Two US marines were killed and six wounded in a suicide bomb attack on Friday near Camp Fallujah, the main military base outside the flash-point city of the same name, Brigadier General Mark Kimmitt told reporters here.
"There was a car bomb that was in the vicinity of Camp Fallujah ... Initial reports (were) of two marines killed and six wounded," Kimmitt said.
The attack occurred at 11.10 am (0710 GMT), he said. April has been the bloodiest month for US troops since they invaded Iraq in March 2003.
A Filipino employee has been killed in Iraq, becoming the first civilian from the Philippines to die in the conflict, President Gloria Arroyo said on Friday.
The Filipino leader, facing an election in 10 days, condemned the "terrorist" attack but stressed that her government would maintain its small military and police presence in Iraq.
The first Philippines fatality from the conflict "was a private employee who died in an attack while travelling with other nationals," Arroyo said on local radio.
The dead Filipino was not named, and the government did not give details of the attack.
"His identity is being confirmed so that the next of kin can be immediately informed," Arroyo said.
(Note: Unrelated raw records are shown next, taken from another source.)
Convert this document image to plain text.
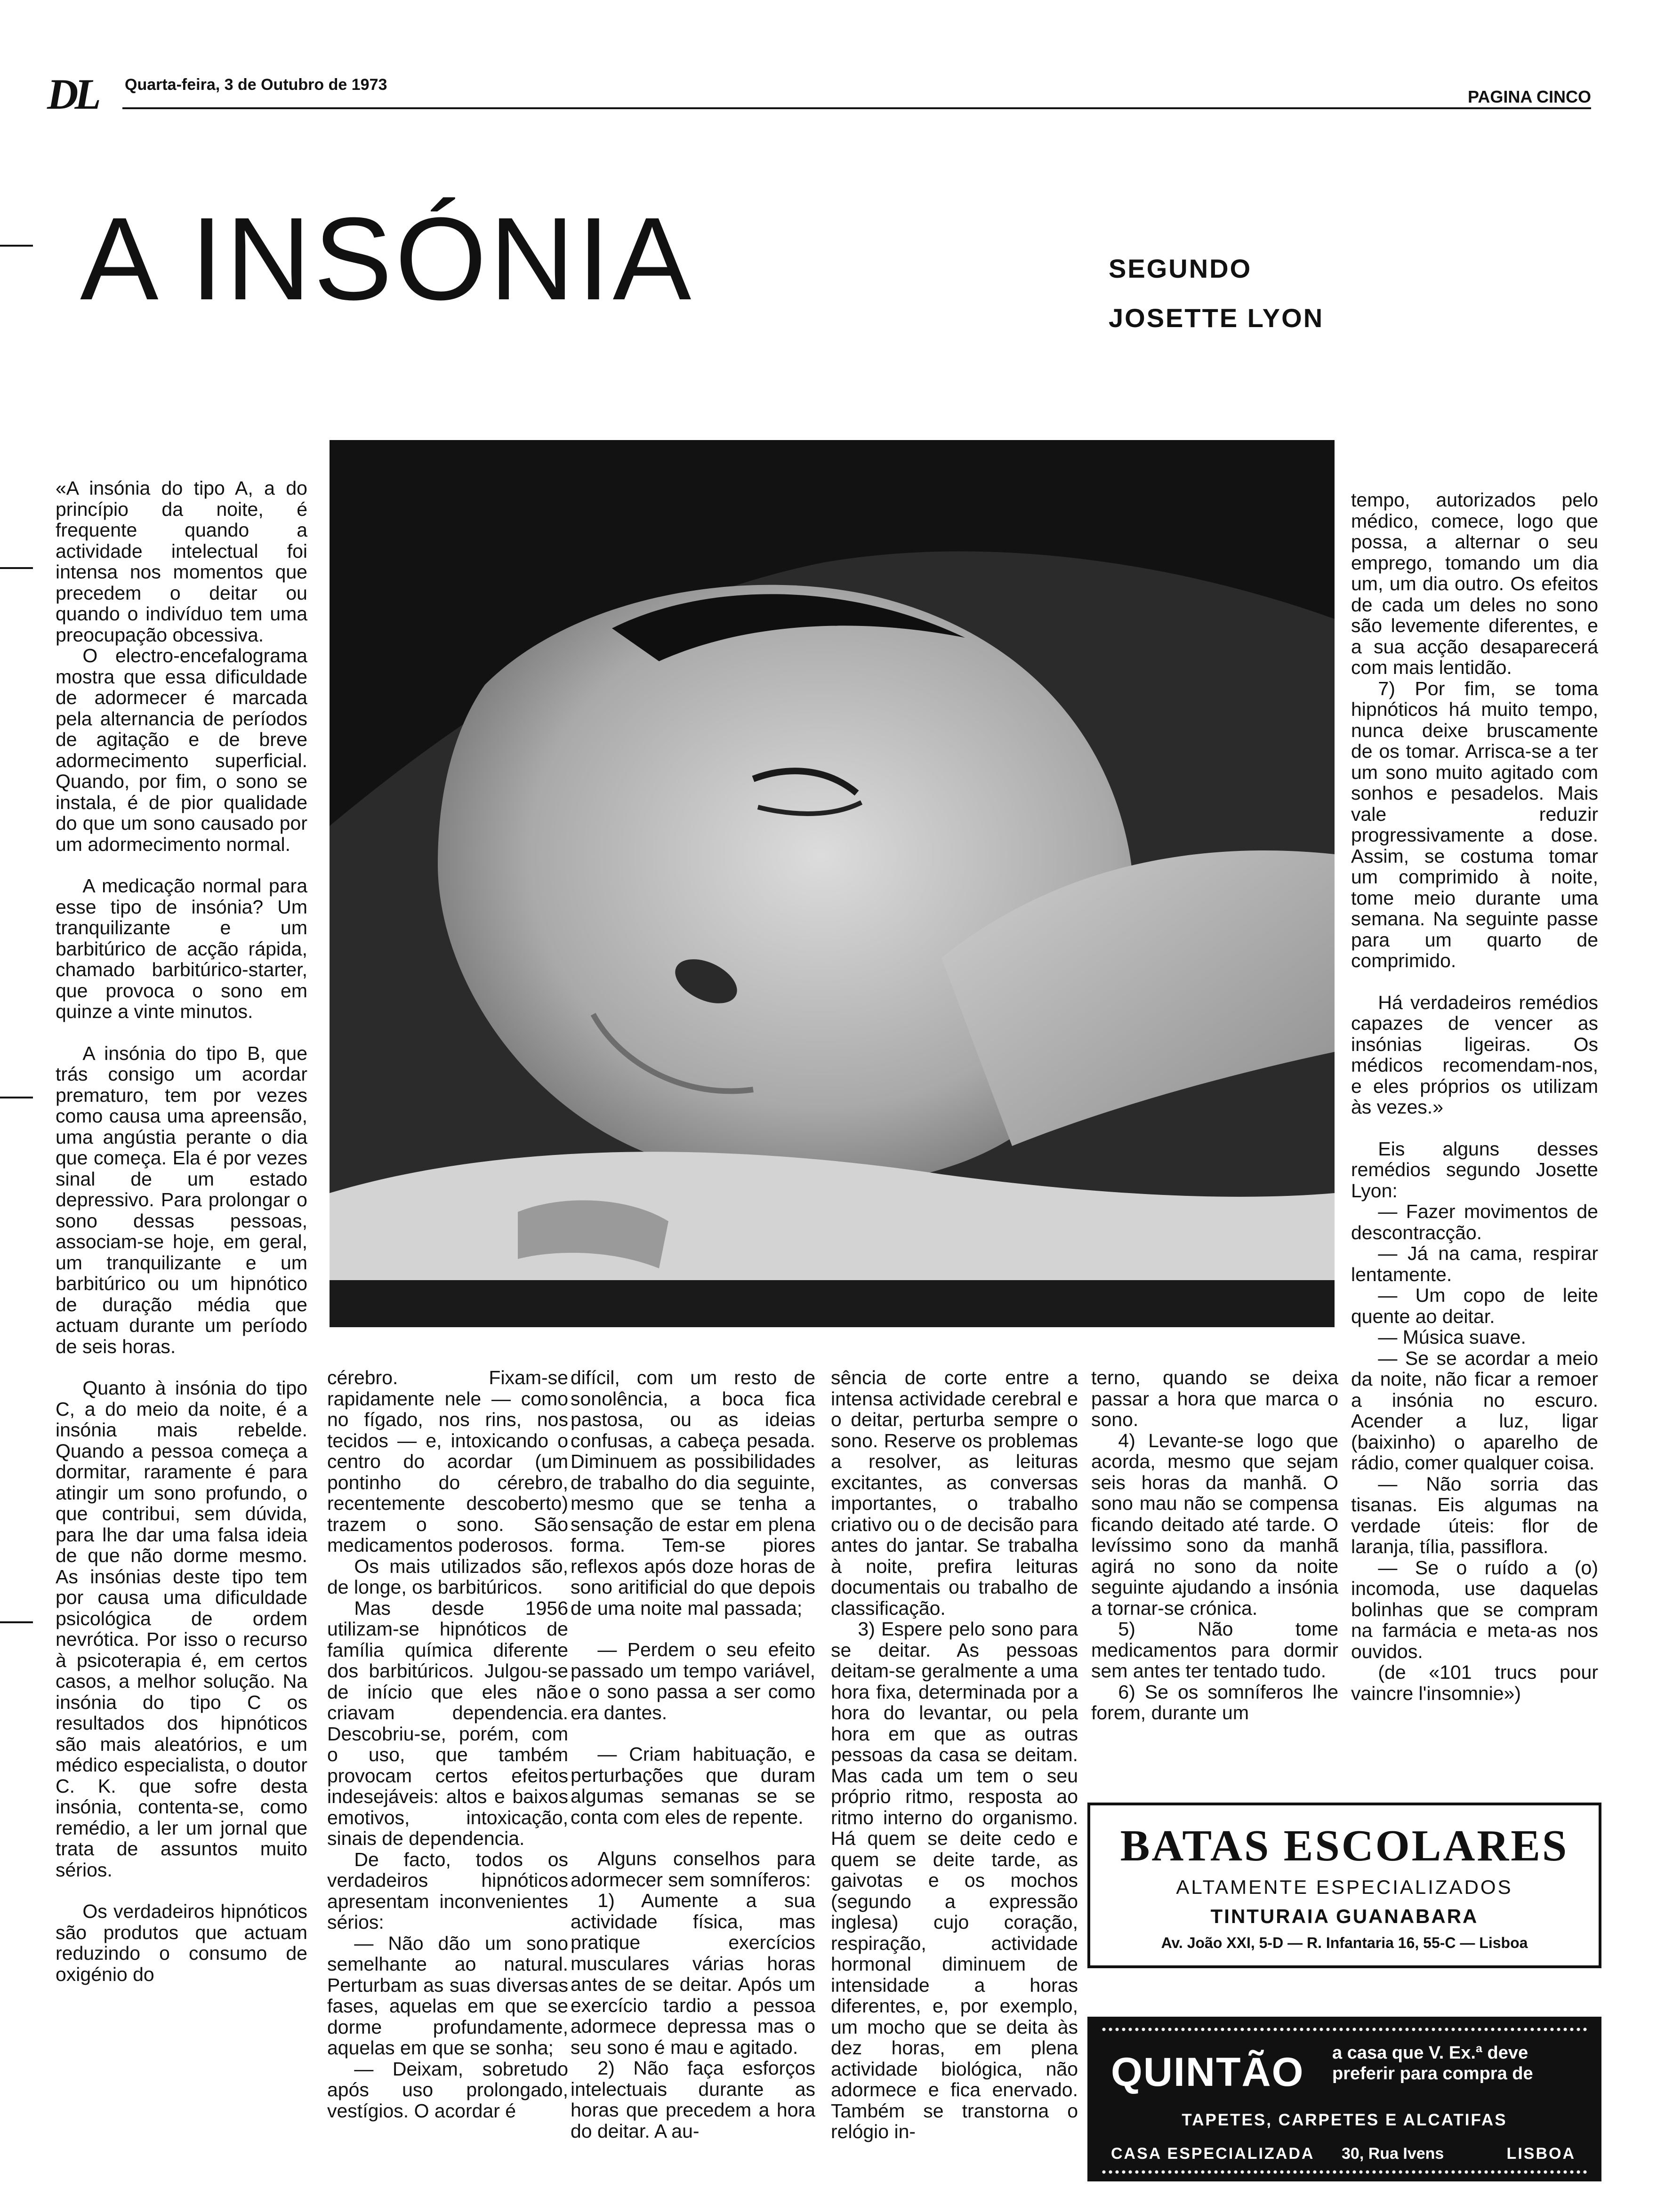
DL Quarta-feira, 3 de Outubro de 1973
PAGINA CINCO
A INSÓNIA	SEGUNDO
JOSETTE LYON

«A insónia do tipo A, a do princípio da noite, é frequente quando a actividade intelectual foi intensa nos momentos que precedem o deitar ou quando o indivíduo tem uma preocupação obcessiva.

O electro-encefalograma mostra que essa dificuldade de adormecer é marcada pela alternancia de períodos de agitação e de breve adormecimento superficial. Quando, por fim, o sono se instala, é de pior qualidade do que um sono causado por um adormecimento normal.

A medicação normal para esse tipo de insónia? Um tranquilizante e um barbitúrico de acção rápida, chamado barbitúrico-starter, que provoca o sono em quinze a vinte minutos.

A insónia do tipo B, que trás consigo um acordar prematuro, tem por vezes como causa uma apreensão, uma angústia perante o dia que começa. Ela é por vezes sinal de um estado depressivo. Para prolongar o sono dessas pessoas, associam-se hoje, em geral, um tranquilizante e um barbitúrico ou um hipnótico de duração média que actuam durante um período de seis horas.

Quanto à insónia do tipo C, a do meio da noite, é a insónia mais rebelde. Quando a pessoa começa a dormitar, raramente é para atingir um sono profundo, o que contribui, sem dúvida, para lhe dar uma falsa ideia de que não dorme mesmo. As insónias deste tipo tem por causa uma dificuldade psicológica de ordem nevrótica. Por isso o recurso à psicoterapia é, em certos casos, a melhor solução. Na insónia do tipo C os resultados dos hipnóticos são mais aleatórios, e um médico especialista, o doutor C. K. que sofre desta insónia, contenta-se, como remédio, a ler um jornal que trata de assuntos muito sérios.

Os verdadeiros hipnóticos são produtos que actuam reduzindo o consumo de oxigénio do

cérebro. Fixam-se rapidamente nele — como no fígado, nos rins, nos tecidos — e, intoxicando o centro do acordar (um pontinho do cérebro, recentemente descoberto) trazem o sono. São medicamentos poderosos.

Os mais utilizados são, de longe, os barbitúricos.

Mas desde 1956 utilizam-se hipnóticos de família química diferente dos barbitúricos. Julgou-se de início que eles não criavam dependencia. Descobriu-se, porém, com o uso, que também provocam certos efeitos indesejáveis: altos e baixos emotivos, intoxicação, sinais de dependencia.

De facto, todos os verdadeiros hipnóticos apresentam inconvenientes sérios:

— Não dão um sono semelhante ao natural. Perturbam as suas diversas fases, aquelas em que se dorme profundamente, aquelas em que se sonha;

— Deixam, sobretudo após uso prolongado, vestígios. O acordar é

difícil, com um resto de sonolência, a boca fica pastosa, ou as ideias confusas, a cabeça pesada. Diminuem as possibilidades de trabalho do dia seguinte, mesmo que se tenha a sensação de estar em plena forma. Tem-se piores reflexos após doze horas de sono aritificial do que depois de uma noite mal passada;

— Perdem o seu efeito passado um tempo variável, e o sono passa a ser como era dantes.

— Criam habituação, e perturbações que duram algumas semanas se se conta com eles de repente.

Alguns conselhos para adormecer sem somníferos:

1) Aumente a sua actividade física, mas pratique exercícios musculares várias horas antes de se deitar. Após um exercício tardio a pessoa adormece depressa mas o seu sono é mau e agitado.

2) Não faça esforços intelectuais durante as horas que precedem a hora do deitar. A au-

sência de corte entre a intensa actividade cerebral e o deitar, perturba sempre o sono. Reserve os problemas a resolver, as leituras excitantes, as conversas importantes, o trabalho criativo ou o de decisão para antes do jantar. Se trabalha à noite, prefira leituras documentais ou trabalho de classificação.

3) Espere pelo sono para se deitar. As pessoas deitam-se geralmente a uma hora fixa, determinada por a hora do levantar, ou pela hora em que as outras pessoas da casa se deitam. Mas cada um tem o seu próprio ritmo, resposta ao ritmo interno do organismo. Há quem se deite cedo e quem se deite tarde, as gaivotas e os mochos (segundo a expressão inglesa) cujo coração, respiração, actividade hormonal diminuem de intensidade a horas diferentes, e, por exemplo, um mocho que se deita às dez horas, em plena actividade biológica, não adormece e fica enervado. Também se transtorna o relógio in-

terno, quando se deixa passar a hora que marca o sono.

4) Levante-se logo que acorda, mesmo que sejam seis horas da manhã. O sono mau não se compensa ficando deitado até tarde. O levíssimo sono da manhã agirá no sono da noite seguinte ajudando a insónia a tornar-se crónica.

5) Não tome medicamentos para dormir sem antes ter tentado tudo.

6) Se os somníferos lhe forem, durante um

tempo, autorizados pelo médico, comece, logo que possa, a alternar o seu emprego, tomando um dia um, um dia outro. Os efeitos de cada um deles no sono são levemente diferentes, e a sua acção desaparecerá com mais lentidão.

7) Por fim, se toma hipnóticos há muito tempo, nunca deixe bruscamente de os tomar. Arrisca-se a ter um sono muito agitado com sonhos e pesadelos. Mais vale reduzir progressivamente a dose. Assim, se costuma tomar um comprimido à noite, tome meio durante uma semana. Na seguinte passe para um quarto de comprimido.

Há verdadeiros remédios capazes de vencer as insónias ligeiras. Os médicos recomendam-nos, e eles próprios os utilizam às vezes.»

Eis alguns desses remédios segundo Josette Lyon:

— Fazer movimentos de descontracção.

— Já na cama, respirar lentamente.

— Um copo de leite quente ao deitar.

— Música suave.

— Se se acordar a meio da noite, não ficar a remoer a insónia no escuro. Acender a luz, ligar (baixinho) o aparelho de rádio, comer qualquer coisa.

— Não sorria das tisanas. Eis algumas na verdade úteis: flor de laranja, tília, passiflora.

— Se o ruído a (o) incomoda, use daquelas bolinhas que se compram na farmácia e meta-as nos ouvidos.

(de «101 trucs pour vaincre l'insomnie»)

BATAS ESCOLARES
ALTAMENTE ESPECIALIZADOS
TINTURAIA GUANABARA
Av. João XXI, 5-D — R. Infantaria 16, 55-C — Lisboa
QUINTÃO a casa que V. Ex.ª deve preferir para compra de
TAPETES, CARPETES E ALCATIFAS
CASA ESPECIALIZADA 30, Rua Ivens	LISBOA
At least 3,000 Filipino civilians are employed by private contractors engaged by the US-led occupation forces, while 43 Filipino soldiers and eight policemen form part of the occupation.
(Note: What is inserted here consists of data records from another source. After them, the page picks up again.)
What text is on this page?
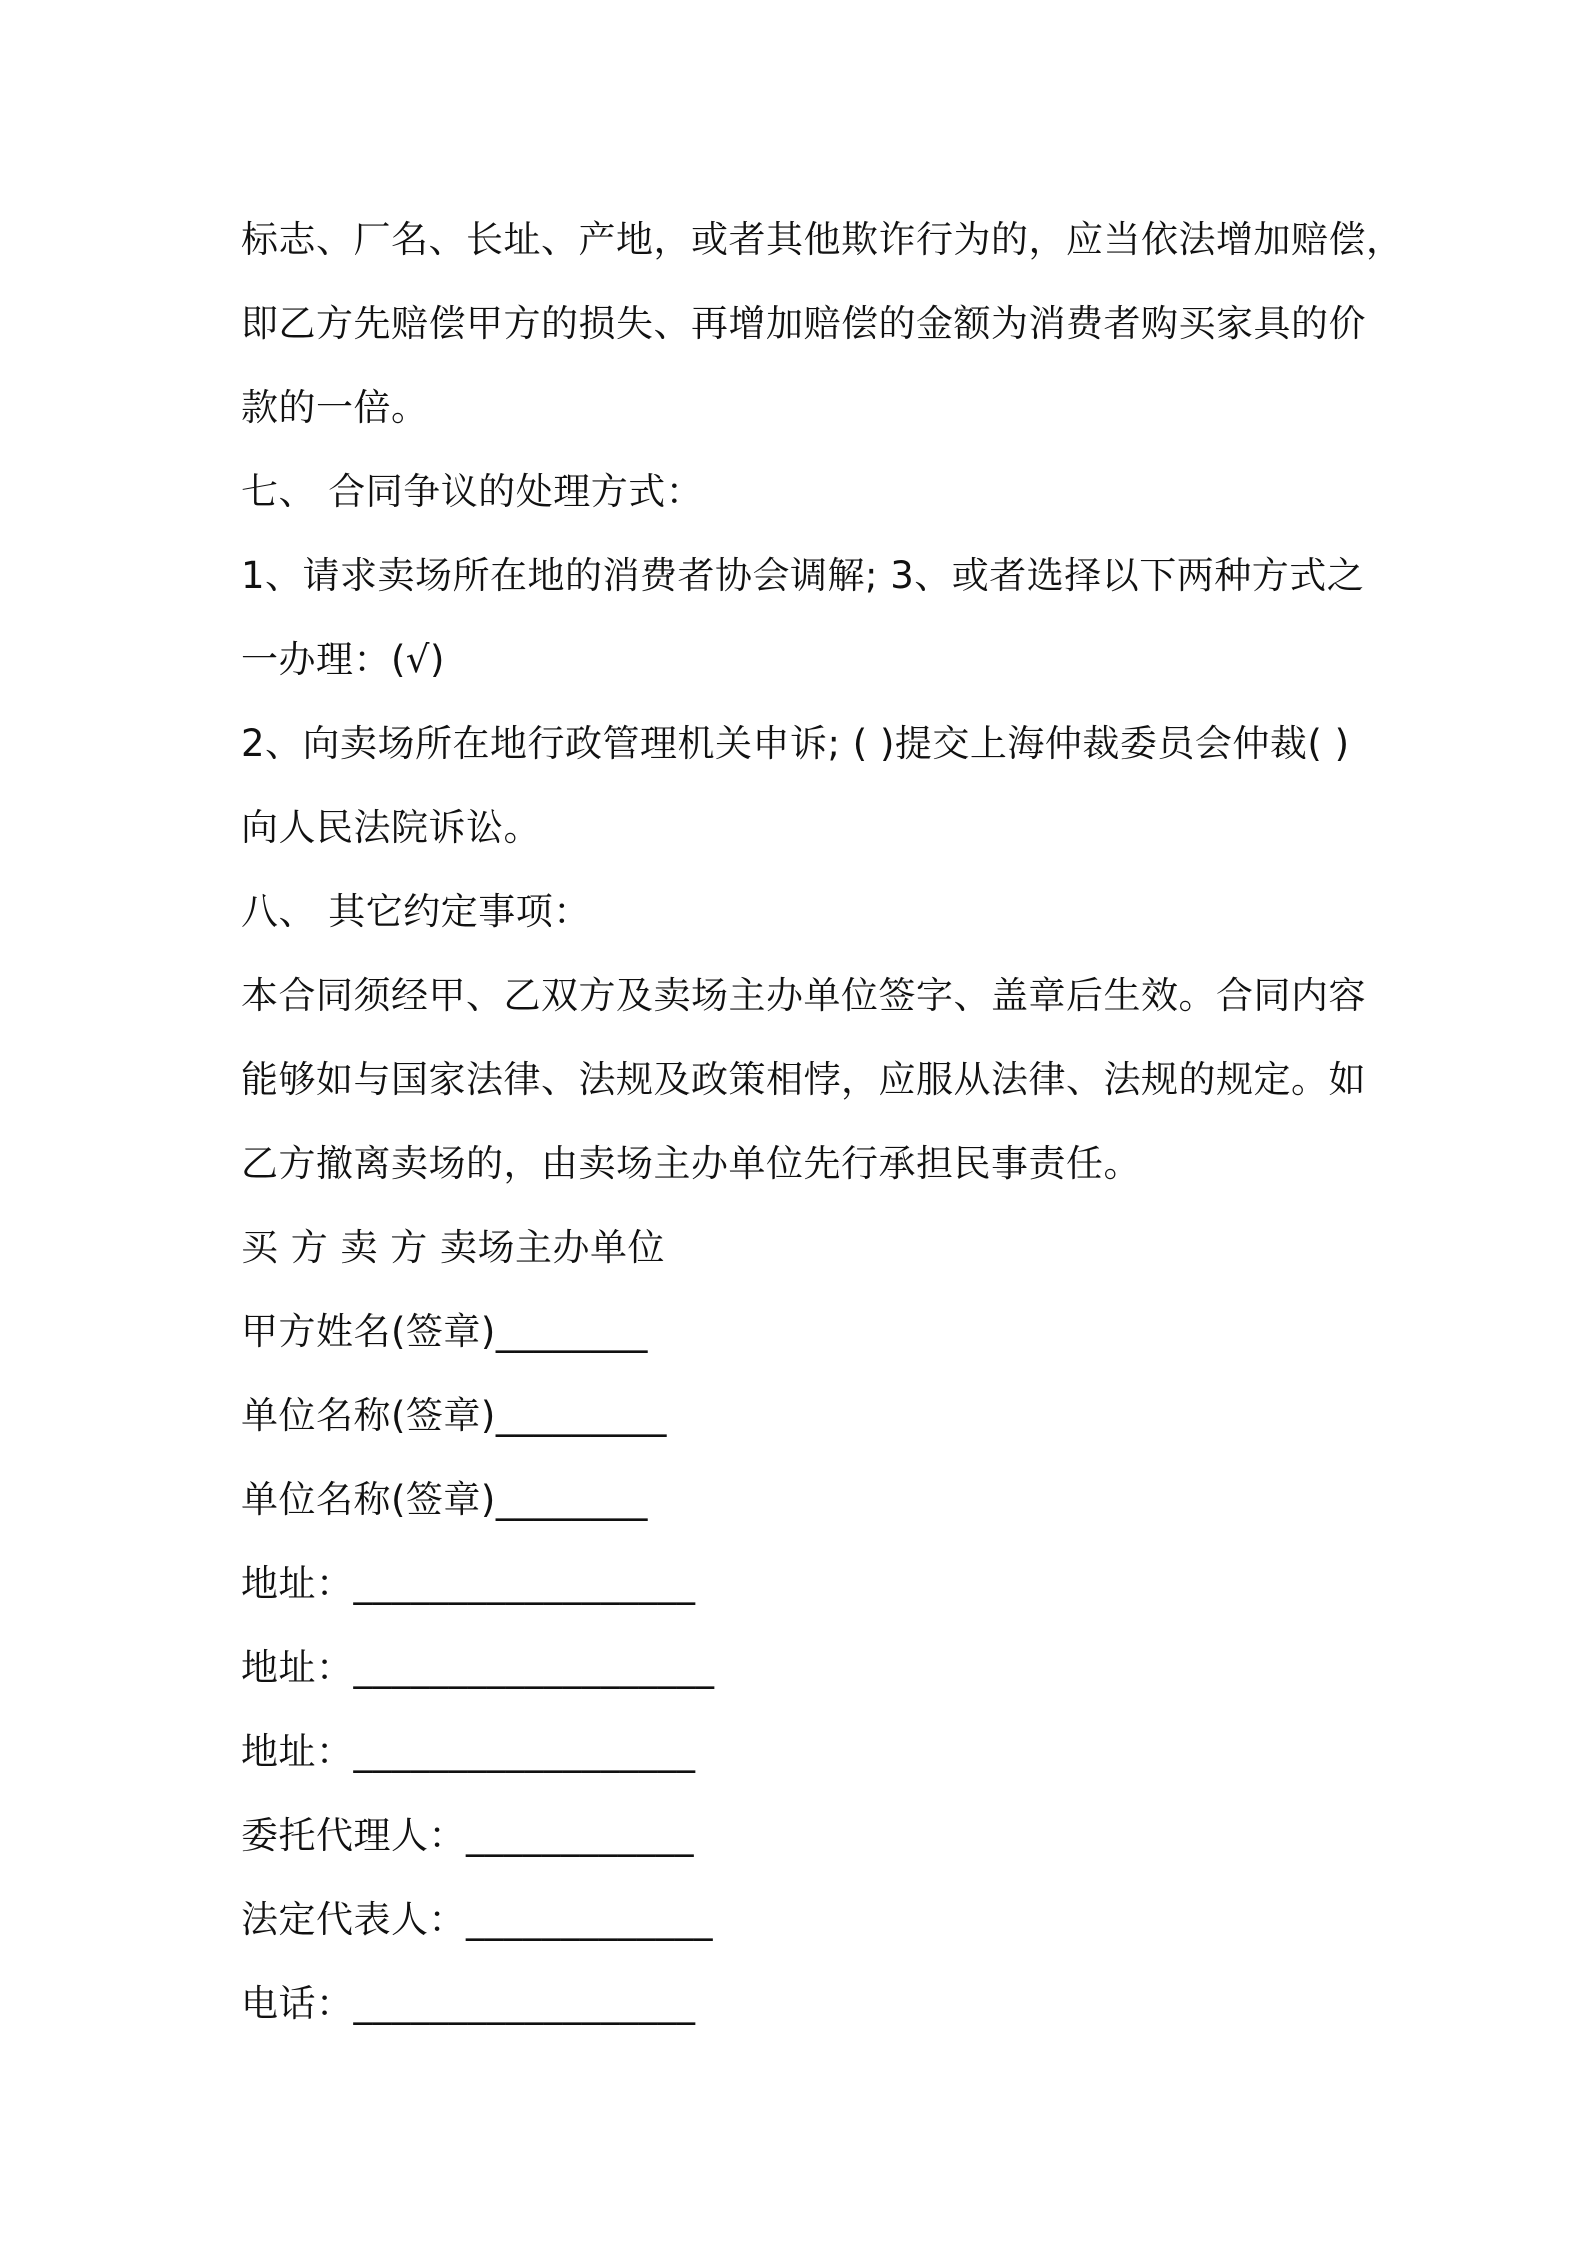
标志、厂名、长址、产地，或者其他欺诈行为的，应当依法增加赔偿，
即乙方先赔偿甲方的损失、再增加赔偿的金额为消费者购买家具的价
款的一倍。
七、 合同争议的处理方式：
1、请求卖场所在地的消费者协会调解; 3、或者选择以下两种方式之
一办理：(√)
2、向卖场所在地行政管理机关申诉; ( )提交上海仲裁委员会仲裁( )
向人民法院诉讼。
八、 其它约定事项：
本合同须经甲、乙双方及卖场主办单位签字、盖章后生效。合同内容
能够如与国家法律、法规及政策相悖，应服从法律、法规的规定。如
乙方撤离卖场的，由卖场主办单位先行承担民事责任。
买 方 卖 方 卖场主办单位
甲方姓名(签章)________
单位名称(签章)_________
单位名称(签章)________
地址：__________________
地址：___________________
地址：__________________
委托代理人：____________
法定代表人：_____________
电话：__________________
Assailants shot dead an Iraqi police colonel and tortured and hanged a municipal official in Baghdad on Thursday in separate incidents, a military spokesman said on Friday.
Colonel Ahmad Al-Khazraji was shot dead as he left his offices in downtown Baghdad on Thursday night, Brigadier General Mark Kimmitt told reporters. The body of the municipal official, Swadi Shatti, was found by his family in the Shiite slum of Sadr City, the General said. A sign was found on him saying "Mehdi army business," said Kimmitt.
"It appeared that he had been beaten, tortured and hung," said Kimmitt.
"It's part of a long-standing attempt on the part of the terrorists, criminals and extremists trying to derail this process towards Iraqi rule over the country.
"We have had more Iraqi security forces killed by hostile fire since the end of hostilities last May than we have had coalition forces," he said.
Sadr City is the site of frequent clashes between the US military and the Mehdi army militia of Shiite firebrand cleric Moqtada Sadr.
Hundreds of Iraqi officials and police, associated with the US-led coalition, have been killed by unknown assailants since the fall of Saddam Hussein.